Winky Lux's beflowered storefront.

Winky Lux’s flowered storefront. Winky Lux

Winky Lux is perhaps best known for putting a flower inside a clear tube of lipstick that magically turns your lips pink. That product was an overnight success for co-founders Natalie Mackey and Nathan Newman when it launched in 2015. The duo started the business with a $300,000 investment from friends and family, but quickly became famous in the fast beauty industry for formulating and releasing products at the same breakneck speed that which beauty trends tend to crop up. So it comes as little surprise that Winky Lux fetched $6 million worth of funding in February 2018, on top of an original seed round of funding of $2 million in 2017.

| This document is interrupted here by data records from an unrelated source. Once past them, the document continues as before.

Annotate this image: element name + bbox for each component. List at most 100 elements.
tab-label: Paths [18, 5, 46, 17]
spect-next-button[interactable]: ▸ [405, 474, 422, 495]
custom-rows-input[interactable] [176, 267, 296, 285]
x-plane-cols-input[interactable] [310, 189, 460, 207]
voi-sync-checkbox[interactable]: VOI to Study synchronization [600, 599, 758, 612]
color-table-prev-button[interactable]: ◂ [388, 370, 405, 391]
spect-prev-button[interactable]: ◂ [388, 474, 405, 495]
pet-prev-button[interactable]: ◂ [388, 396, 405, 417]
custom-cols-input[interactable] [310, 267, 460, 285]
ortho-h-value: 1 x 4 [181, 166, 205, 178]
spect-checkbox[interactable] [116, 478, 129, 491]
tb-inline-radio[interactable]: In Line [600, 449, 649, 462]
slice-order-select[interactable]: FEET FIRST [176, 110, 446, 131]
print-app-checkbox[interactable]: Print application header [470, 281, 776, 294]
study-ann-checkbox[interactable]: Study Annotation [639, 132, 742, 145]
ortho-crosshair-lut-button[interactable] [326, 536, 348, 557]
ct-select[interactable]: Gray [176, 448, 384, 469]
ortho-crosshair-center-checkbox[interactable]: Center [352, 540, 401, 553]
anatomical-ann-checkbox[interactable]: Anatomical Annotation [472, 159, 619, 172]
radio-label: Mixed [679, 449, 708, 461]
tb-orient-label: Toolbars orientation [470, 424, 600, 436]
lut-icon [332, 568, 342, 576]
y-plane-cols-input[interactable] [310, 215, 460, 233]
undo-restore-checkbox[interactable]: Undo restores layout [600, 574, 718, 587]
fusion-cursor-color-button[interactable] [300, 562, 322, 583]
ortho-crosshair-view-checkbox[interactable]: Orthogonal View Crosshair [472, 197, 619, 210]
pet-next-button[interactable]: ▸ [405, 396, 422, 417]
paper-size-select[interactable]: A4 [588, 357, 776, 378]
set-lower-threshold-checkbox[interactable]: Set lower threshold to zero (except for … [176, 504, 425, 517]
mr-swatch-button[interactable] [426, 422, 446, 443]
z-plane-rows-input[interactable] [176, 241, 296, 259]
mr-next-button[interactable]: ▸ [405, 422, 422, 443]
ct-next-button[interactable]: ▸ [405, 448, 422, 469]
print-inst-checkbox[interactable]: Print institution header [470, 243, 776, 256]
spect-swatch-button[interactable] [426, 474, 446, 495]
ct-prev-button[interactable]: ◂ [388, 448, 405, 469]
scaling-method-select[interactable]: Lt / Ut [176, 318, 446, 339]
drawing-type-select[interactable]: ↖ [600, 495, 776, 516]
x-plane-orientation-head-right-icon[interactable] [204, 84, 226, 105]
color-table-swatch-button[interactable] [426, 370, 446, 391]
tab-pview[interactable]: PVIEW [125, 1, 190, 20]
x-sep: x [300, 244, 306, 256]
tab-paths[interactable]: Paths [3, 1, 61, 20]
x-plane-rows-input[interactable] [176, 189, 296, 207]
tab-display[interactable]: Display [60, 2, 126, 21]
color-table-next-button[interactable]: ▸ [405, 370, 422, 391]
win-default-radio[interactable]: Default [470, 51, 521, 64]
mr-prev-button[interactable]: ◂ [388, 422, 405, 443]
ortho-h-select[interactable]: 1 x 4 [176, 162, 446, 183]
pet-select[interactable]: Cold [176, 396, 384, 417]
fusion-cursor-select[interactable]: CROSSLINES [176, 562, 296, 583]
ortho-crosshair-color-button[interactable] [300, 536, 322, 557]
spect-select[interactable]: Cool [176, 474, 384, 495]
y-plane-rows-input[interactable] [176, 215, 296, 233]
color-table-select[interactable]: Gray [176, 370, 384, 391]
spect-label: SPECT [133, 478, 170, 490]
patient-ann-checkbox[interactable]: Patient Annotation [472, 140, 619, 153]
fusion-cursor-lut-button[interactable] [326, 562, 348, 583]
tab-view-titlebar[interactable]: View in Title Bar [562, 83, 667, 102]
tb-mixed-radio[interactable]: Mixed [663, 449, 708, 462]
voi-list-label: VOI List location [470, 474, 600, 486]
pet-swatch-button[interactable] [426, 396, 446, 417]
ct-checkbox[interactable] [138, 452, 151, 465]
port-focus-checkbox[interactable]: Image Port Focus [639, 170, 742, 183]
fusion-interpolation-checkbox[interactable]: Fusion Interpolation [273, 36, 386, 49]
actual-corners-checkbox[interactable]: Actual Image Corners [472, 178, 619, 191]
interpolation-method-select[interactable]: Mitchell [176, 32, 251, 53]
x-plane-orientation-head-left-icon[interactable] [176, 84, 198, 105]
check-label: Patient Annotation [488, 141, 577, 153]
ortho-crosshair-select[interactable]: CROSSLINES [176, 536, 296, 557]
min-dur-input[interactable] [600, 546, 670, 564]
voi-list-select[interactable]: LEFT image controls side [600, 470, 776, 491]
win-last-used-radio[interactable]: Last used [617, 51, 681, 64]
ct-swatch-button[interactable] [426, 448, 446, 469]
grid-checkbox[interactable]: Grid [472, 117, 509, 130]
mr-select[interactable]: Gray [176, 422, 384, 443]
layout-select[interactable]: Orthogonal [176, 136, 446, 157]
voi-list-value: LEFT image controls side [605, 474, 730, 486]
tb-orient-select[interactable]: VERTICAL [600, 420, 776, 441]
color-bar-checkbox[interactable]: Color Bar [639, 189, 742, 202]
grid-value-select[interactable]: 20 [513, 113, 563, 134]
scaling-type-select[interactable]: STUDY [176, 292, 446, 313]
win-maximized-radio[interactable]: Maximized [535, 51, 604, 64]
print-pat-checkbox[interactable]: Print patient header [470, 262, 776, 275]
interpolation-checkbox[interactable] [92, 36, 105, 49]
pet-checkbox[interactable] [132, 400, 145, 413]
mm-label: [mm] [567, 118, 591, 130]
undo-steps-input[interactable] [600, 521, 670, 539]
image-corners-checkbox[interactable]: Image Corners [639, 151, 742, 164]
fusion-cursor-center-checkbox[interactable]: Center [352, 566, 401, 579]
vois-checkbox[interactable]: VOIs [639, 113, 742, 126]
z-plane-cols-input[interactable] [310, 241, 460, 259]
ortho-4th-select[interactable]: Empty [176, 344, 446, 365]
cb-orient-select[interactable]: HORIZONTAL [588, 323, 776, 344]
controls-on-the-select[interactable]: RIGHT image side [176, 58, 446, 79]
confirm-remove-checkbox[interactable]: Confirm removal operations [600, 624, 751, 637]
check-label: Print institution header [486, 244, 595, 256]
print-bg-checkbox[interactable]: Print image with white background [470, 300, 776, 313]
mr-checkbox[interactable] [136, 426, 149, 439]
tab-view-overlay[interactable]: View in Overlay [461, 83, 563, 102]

“Our customer wants experiences with friends and [to] have everything they do [be] shareable on social media,” Mackey told Forbes earlier in 2018. That’s exactly what their pop-up shops—which will eventually open in Chicago, Dallas, Los Angeles, Savannah and Nashville—aim to provide. Though it’s worth noting that the world of Winky Lux looks far better through an Instagram filter than it does in real life.

A room in the Winky Lux experience store.

A room in the Winky Lux experience store. Winky Lux

Once I made it past the iPad-wielding bouncer, who treated the crowd like unruly toddlers (he actually requested that we refrain from unplugging any cords from the walls), I stepped into the first room of the “experience.” It was painted green, covered in green Astroturf and haphazardly decorated with huge pink flowers. Hidden in the corner was a display of Flower Balm, alongside a sign that boldly announced: “It’s the only balm stain to feature a real handpicked chrysanthemum inside.” I snatched up the tube that accommodated a tiny purple bud and, after swiping it on the inside of my wrist, was horrified to see the balm had completely snapped in half. I pushed it back into the tube and rushed into the next room.

A room in the Winky Lux experience store.

A room in the Winky Lux experience store. Winky Lux

Winky Lux's Infinity Room.

Winky Lux’s Infinity Room. Winky Lux

I was relieved to find that the next room was cloud-themed—and was even happier when a woman offered me a mochi ice cream and a towelette she said I could use to “deflower” myself. Turns out, it was actually to “de-flour” myself—as in, to literally wipe the excess rice flour from my hands. Over-extended puns, it seems, happen to be a theme of this “experience.”

As does a lack of imagination, because the piece de resistance of the entire Winky Lux “experience” is the Infinity Room. What resemblance does it bear to Yayoi Kasuma’s infamous Infinity Rooms? Well, in theory these two rooms are identical, but in reality Winky Lux’s knockoff version just looks as if the brand lazily strung Christmas lights from the ceiling of a fully mirrored room.

Do you call this the gift shop, or just the shop?

Do you call this the gift shop, or just the shop? Winky Lux

All in all, my tour of the seven-room “experience” lasted a grand total of three minutes, which was perfect, as I was really ready to leave. I exited through the gift shop, which is where plebeian visitors can use their pre-paid $10 to buy Uni-brow (an eyebrow pencil) or Peeper Perfect, a pink concealer that makes covering your under-eye bags fun! Should the makeup not be up to snuff, there are pink stuffed poodles, iridescent fanny packs and hot pink flasks stamped with the phrase “Man Tears,” all available for purchase.

Back on the street, I immediately locked eyes with a man with a pure white cockatoo affixed to his shoulder. I’d forgotten that simply existing in New York is already an “experience,” one we’re lucky enough to be able to Instagram every day—for free.

Are Retail Stores Now Museums Too? A New Shop Charges for a Selfie ‘Experience.’